Il faut ajouter à tous ceux qui ont échoué les militants de la « société civile », ces Palestiniens des ONG qui travaillent dans le secteur des droits de l’homme, de la santé, des services sociaux et de l’éducation. Ils sont en contact permanent avec des cercles de plus en plus larges de militants américains ou européens, qui viennent dans les territoires, puis s’en retournent chez eux avec des rapports, durs et fidèles, sur l’occupation israélienne : les exactions des soldats, les soldats ayant tué des femmes et des enfants, l’horrible pauvreté créée par les bouclages, les centaines de maisons démolies, les oliviers déracinés. Ces militants internationaux insistent pour dire qu’ils soutiennent la désobeissance civile non violente. Leurs relations avec les militants palestiniens se fondent sur une foi en des valeurs universelles qui transcendent les nationalismes, et sur la solidarité avec les opprimés.
Mais ces mêmes Palestiniens, militants sociaux et civils, dont des universitaires et d’autres qu’on peut qualifier d’élite intellectuelle, n’osent pas se tourner vers leur opinion publique et entamer une campagne d’explication contre le rite de la mort et du meurtre. Ils sont nombreux à dire, en privé, qu’il faut condamner les attentats, non seulement pour des raisons pragmatiques, puisqu’à cause de ces attentats, l’opinion internationale, choquée, en oublie l’occupation israélienne et ses horreurs, mais aussi pour des raisons morales, des raisons humaines et universelles.

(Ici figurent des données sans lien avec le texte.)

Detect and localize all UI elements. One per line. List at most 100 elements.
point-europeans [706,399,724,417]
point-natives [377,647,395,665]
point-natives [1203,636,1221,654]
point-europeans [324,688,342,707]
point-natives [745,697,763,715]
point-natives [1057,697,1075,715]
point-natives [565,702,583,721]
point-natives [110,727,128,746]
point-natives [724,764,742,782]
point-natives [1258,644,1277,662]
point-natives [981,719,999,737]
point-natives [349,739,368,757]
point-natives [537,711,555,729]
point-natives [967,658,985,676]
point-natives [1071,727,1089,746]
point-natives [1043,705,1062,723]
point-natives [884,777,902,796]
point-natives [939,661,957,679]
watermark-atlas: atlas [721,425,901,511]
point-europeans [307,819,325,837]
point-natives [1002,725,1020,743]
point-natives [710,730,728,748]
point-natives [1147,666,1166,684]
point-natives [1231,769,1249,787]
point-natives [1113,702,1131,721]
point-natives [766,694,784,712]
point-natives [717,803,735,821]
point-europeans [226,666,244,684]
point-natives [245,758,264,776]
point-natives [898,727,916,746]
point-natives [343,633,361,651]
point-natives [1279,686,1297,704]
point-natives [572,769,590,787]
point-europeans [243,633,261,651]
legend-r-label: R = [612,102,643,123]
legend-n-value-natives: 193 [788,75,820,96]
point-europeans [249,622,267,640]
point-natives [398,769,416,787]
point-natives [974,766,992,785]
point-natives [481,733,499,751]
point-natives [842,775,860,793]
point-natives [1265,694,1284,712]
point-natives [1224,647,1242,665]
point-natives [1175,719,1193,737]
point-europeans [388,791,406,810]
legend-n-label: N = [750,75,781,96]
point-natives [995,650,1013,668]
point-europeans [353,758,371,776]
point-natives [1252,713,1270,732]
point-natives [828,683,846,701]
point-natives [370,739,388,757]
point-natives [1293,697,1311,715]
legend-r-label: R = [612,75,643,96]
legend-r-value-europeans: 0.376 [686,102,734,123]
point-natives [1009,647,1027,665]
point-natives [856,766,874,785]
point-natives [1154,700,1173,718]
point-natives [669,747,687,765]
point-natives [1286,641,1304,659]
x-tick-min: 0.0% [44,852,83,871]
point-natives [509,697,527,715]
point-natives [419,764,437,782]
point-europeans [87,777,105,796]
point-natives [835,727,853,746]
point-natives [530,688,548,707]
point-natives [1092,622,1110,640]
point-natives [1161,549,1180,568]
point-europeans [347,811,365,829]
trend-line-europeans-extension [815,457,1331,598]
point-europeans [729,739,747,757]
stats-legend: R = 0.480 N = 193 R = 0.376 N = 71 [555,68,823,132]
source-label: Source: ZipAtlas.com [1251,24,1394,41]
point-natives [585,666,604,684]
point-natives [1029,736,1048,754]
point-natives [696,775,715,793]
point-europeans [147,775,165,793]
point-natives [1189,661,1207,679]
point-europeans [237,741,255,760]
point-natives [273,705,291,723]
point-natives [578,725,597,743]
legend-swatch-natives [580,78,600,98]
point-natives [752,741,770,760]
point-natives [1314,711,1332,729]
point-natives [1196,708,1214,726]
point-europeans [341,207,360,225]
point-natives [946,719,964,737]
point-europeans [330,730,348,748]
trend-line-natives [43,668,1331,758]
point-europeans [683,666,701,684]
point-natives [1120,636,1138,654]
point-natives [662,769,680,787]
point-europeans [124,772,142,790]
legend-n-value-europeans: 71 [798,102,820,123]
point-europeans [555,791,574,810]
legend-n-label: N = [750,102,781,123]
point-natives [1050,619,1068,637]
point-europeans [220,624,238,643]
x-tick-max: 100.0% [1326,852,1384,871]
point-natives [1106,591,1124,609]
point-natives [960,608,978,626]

On peut en entendre un petit nombre dire : « nous ne devons pas nous abaisser au niveau de l’occupant israélien », mais ils ne le font pas publiquement, ni systématiquement, à part en signant, rarement, telle ou telle petition. Certains craignent peut-être d’etre traités d’intellectuels aliénés, pour qui il est facile de prêcher « entre deux voyages à l’étranger », car ils ne souffrent pas comme les « gens d’en bas ». Peut-être craignent-ils, dans une société de plus en plus musulmane, et de plus en plus orthodoxe (une orthodoxie qui ne retient que les aspects les plus vulgaires et les plus ignorants de l’orthodoxie musulmane), d’être accusés de blasphème. Peut-être craignent-ils de perdre toute légitimité, ou tout simplement pour leur vie.
L’échec de ces hommes, appartenant aux trois couches du leadership, montre aussi qu’ils ont échoué a travailler ensemble, toutes ces années, afin de concevoir une stratégie commune et un plan d’action contre l’occupant israélien. Il semble que personne ne fait confiance à personne, ni aux intentions de personne.